Unlimiteck is not your normal holding company. Based in Madrid, it bills itself as an innovation lab, corporate accelerator, and “startup factory” for “co-investment and co-creation with startups.” It’s an idea place.
But that doesn’t mean everyone is just piling up aha moments. Unlimiteck co-founder Alberto Rodriguez de Lama believes even a good idea is no good if you can’t execute correctly. For him, that means early, intensive nurturing of ideas and rapid testing. And a beachfront villa for employees and partners to visit and think creatively.
Rodriguez de Lama visited MIT recently to talk with senior lecturer Court Chilton’s “Managing in Ambiguity” class. We asked him how he works with ideas.
What inspires you?
When talking about idea generation, I must admit that I strongly believe in intuitions and inspirations but combined with a little bit of discipline and methodology. I usually get inspired by reading technology articles in Medium and listening to my bedside books in Audible. I listen to the same book more than twice. I always listen to them in English and pause frequently to write notes on my iPhone. I have more than 2,000 notes, many of which have ideas that I'm giving shape by discussing with the rest of my partners.
Who inspires you?
My first source of inspiration has always been my father, a genuine entrepreneur, not only for business ideas but especially in values and principles. Apart from him, I can list a bunch of thinkers that have impacted me: Nassim Nicholas Taleb, especially with his last book “Skin in the Game.” Kjell A. Nordstrom, co-author of the classic “Funky Business.” Malcom Gladwell with “Outliers,” and Alex Osterwalder and his research and publications around business models.
Where do you get ideas?
Always outside the office. I foster lunch meetings and conversations with intellectually interesting people — if possible, with a glass of wine. We have acquired a beachfront villa in the south of Spain for employees and partners to boost creativity and look for inspiration in a natural and heavenly environment. The question is not so much where to go to get ideas, but how to put people in such a mindset so that ideas perch on their heads. The more we move out people from their daily environment the better.
How do you keep track of new ideas?
I usually compare ideas to a Tamagotchi, the digital pet first released by Bandai in Japan in 1996. You need to feed your Tamagotchi daily, play games, clean up and check his weight and happiness. As a baby, a new idea needs all kinds of care like a newborn, 24/7 during the first six months.
Who do you share new ideas with?
[At Unlimiteck], we are four founders, we are constantly sharing ideas via Slack or WhatsApp. I always test new ideas with friends, clients, investors, and other entrepreneurs that have showed to me good criteria in past iterations. The first step is to try to understand the idea: What is the scope, complexity, depth, and potential of new ideas? Because we all tend to imagine different things when we first hear about a new idea.
We usually build a quick and dirty prototype and test it with friends or trusted clients.

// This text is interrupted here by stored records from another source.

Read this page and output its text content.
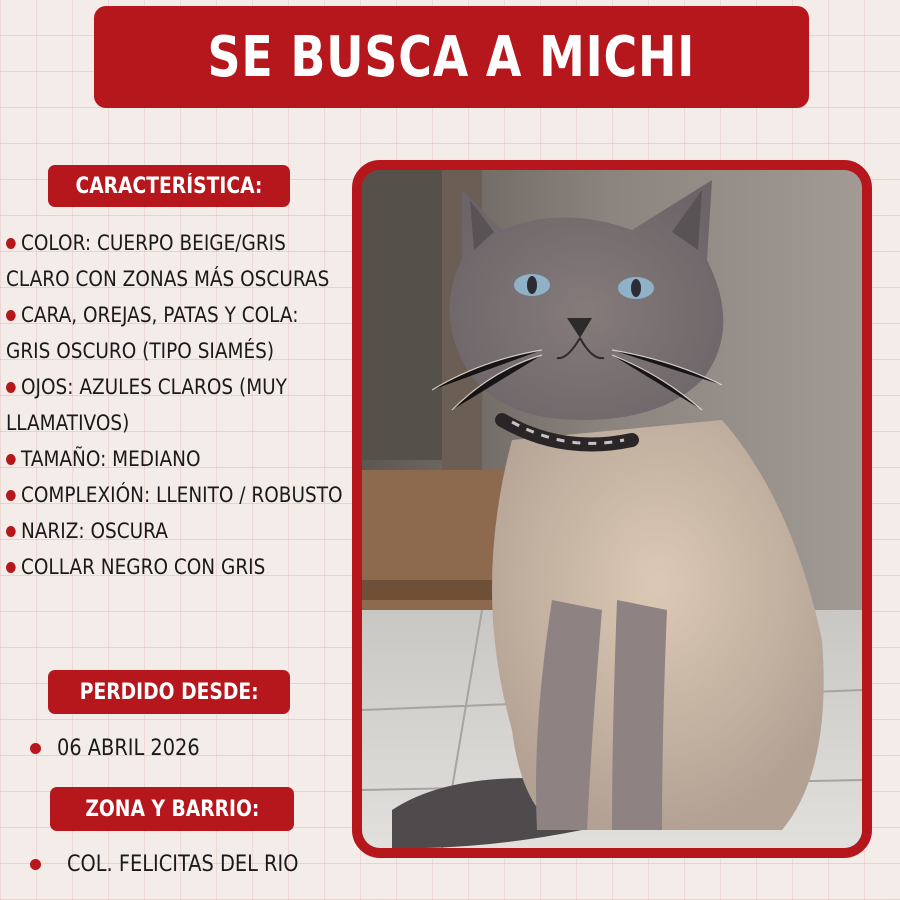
SE BUSCA A MICHI
CARACTERÍSTICA:
COLOR: CUERPO BEIGE/GRIS CLARO CON ZONAS MÁS OSCURAS
CARA, OREJAS, PATAS Y COLA: GRIS OSCURO (TIPO SIAMÉS)
OJOS: AZULES CLAROS (MUY LLAMATIVOS)
TAMAÑO: MEDIANO
COMPLEXIÓN: LLENITO / ROBUSTO
NARIZ: OSCURA
COLLAR NEGRO CON GRIS
PERDIDO DESDE:
06 ABRIL 2026
ZONA Y BARRIO:
COL. FELICITAS DEL RIO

We work in the software industry, and we can release as many as 20 releases of the idea in the first 60 days, adding comments and feedback from friends and clients.
When do you know it is time to abandon an idea?
We all know the theory taught in academia: You must abandon the idea when you run out of money and you have pivoted several times. But in the real world this decision involves customers, investors, employees … and it is not so obvious where to stop. As an entrepreneur, I must accept that we might abandon an idea a little bit late, even if that means losing some extra money compared with a big corporation that makes decisions on stopping in a much more efficient way.
What was your worst idea?
I have lots of bad ideas. Ideas look ugly, imperfect, incomplete, and stupid at the beginning, only with a lot of time and focus do they evolve to eventually become a profitable business. My worst idea was to launch our software business in France, which has a reputation for bureaucracy. It took us six months to be able to open our branch and six months to close it. The French economy is governed by a complex set of laws and regulations which leaves little room for flexibility. We were able to sell our solutions in a complex market such as Japan but not in France.
How do you know an idea is a good one?
Obviously, there are brilliant, good, average, and bad ideas. But ideas, no matter how good an idea is, only represent the potential to become a business. The execution, the team, the test of time, and market filtering will truly give you the dimension of your idea. Because what matters in business isn’t how frequently ideas are good, but how much one makes when one idea is executed correctly.
What's the biggest idea you are working on right now?
We are training an AI system to automatically assess software without writing any single line of code. This new framework must be able to fully test an application in an automated and unattended way.
At MIT Sloan, we talk about ideas made to matter — ideas that are carefully developed and have meaningful impact in the world. In that context — what is your idea made to matter?
We acquired a 50,000 square foot old building in Madrid in 2017. We renewed it to build an entrepreneurship and innovation ecosystem to host our tech startups and Madrid tech communities. We would love to connect similar ecosystems around the world – without any economic interest – to share ideas, have some space free to receive other ecosystem visitors, and create a network of creative people willing to launch startups and change the fabric of the world’s economy.